4.5 Social Security and health entitlements

Programmes such as Social Security, Medicare, and Medicaid are funded by permanent or multi-year appropriations (“mandatory spending”). Benefits thus continue even during a shutdown, although:

  • Customer service offices and claims processing slow due to staff reductions.
  • New applications or appeals can face delays (CRS 2025).

4.6 Federal contractors and private losses

Shutdowns disproportionately affect contract workers—cleaners, security guards, IT consultants, construction labour—whose contracts cease when agencies close. They are not entitled to back-pay under federal law. The CBO (2019) estimated that roughly $3 billion in lost output from the 2018–19 shutdown was permanent, largely due to uncompensated private sector losses.

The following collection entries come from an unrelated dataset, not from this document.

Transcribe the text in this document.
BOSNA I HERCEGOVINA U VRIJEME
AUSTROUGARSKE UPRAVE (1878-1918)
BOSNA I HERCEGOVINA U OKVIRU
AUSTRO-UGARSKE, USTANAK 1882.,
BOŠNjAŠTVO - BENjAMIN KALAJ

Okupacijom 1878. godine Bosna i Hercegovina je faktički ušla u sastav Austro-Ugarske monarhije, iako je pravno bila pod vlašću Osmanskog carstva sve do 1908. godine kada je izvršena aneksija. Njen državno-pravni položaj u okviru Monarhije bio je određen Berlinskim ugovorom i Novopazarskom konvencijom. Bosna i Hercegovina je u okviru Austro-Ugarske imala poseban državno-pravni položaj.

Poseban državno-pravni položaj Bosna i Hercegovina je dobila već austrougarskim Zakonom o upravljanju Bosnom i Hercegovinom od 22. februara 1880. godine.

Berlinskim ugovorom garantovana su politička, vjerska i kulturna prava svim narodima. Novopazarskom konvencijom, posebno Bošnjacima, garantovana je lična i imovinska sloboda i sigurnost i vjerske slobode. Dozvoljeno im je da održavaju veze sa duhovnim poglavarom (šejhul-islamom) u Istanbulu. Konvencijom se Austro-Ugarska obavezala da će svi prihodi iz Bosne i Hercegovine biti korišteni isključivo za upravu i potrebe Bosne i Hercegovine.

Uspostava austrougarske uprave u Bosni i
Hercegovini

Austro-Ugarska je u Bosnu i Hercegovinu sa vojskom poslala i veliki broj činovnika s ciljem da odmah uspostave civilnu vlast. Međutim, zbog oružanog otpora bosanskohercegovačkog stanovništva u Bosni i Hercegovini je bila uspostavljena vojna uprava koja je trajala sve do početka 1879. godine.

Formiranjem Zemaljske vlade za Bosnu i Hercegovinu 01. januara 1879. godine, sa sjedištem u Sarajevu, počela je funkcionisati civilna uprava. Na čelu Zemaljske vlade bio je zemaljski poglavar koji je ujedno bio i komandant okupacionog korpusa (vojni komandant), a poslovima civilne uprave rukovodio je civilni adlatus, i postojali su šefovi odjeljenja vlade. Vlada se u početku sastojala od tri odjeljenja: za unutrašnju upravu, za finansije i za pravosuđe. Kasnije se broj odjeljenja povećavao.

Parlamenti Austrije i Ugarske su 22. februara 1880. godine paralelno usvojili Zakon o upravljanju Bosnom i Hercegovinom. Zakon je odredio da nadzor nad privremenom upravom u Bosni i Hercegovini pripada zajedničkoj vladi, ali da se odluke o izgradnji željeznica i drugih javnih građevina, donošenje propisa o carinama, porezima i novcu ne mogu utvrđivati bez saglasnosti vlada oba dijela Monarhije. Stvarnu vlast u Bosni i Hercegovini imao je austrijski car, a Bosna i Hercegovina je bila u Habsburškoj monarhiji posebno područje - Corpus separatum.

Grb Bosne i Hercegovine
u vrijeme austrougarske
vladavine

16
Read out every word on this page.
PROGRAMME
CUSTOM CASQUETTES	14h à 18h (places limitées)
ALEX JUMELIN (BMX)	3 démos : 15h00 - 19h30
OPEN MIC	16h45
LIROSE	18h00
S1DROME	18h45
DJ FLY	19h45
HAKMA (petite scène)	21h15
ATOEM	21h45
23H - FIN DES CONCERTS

4.7 Constitutional pay protections

Under Article II, section 1 (Executive Branch) and Article I, section 6 (Legislative Branch) of the U.S. Constitution, the President, Vice President, and Members of Congress cannot have their salaries diminished during their terms. Consequently, they continue to receive pay throughout shutdowns—a point of public criticism during every major lapse (CRS 2025).


4.8 Summary table – Financial status during shutdown

GroupWork statusPaid during shutdownGuaranteed back-payFunding source
Excepted federal staffWork required✅ (by law)Annual appropriations (post-funded)
Furloughed staffStay homeAnnual appropriations (post-funded)
Active-duty militaryWork requiredUsually ❌ until separate bill passesDefence appropriation or special act
Contract workersWork suspendedPrivate contracts halted
Social Security recipientsN/AN/APermanent trust funds
President/CongressWork continuesN/AConstitutionally protected

4.9 Interpretive points

  • The 2019 statute reduces the humanitarian damage to federal employees but does not remove the economic shock of delayed consumption and contractor losses.
  • The continuation of Social Security and military readiness illustrates that shutdowns are partial, not total, closures.
  • The unequal treatment of public versus contract workers is a persistent equity issue in shutdown policy discourse (CRS 2025).

References

  • Congressional Research Service (2025) Shutdown of the Federal Government: Causes, Processes, and Effects. Washington, DC: Library of Congress.
  • Government Accountability Office (2023) Antideficiency Act: A Primer on the Legal Framework. Washington, DC: GAO.
  • Office of Personnel Management (2024) Guidance for Shutdown Furloughs and Pay Status. Washington, DC: OPM.
  • Department of Defence (2024) Guidance for Continuing Operations During a Funding Lapse. Washington, DC: DoD.
  • Congressional Budget Office (2019) The Effects of the Partial Shutdown Ending in January 2019. Washington, DC: CBO.
  • Reuters (2025) ‘Federal Workers Face Delayed Pay as Shutdown Drags On,’ 5 November.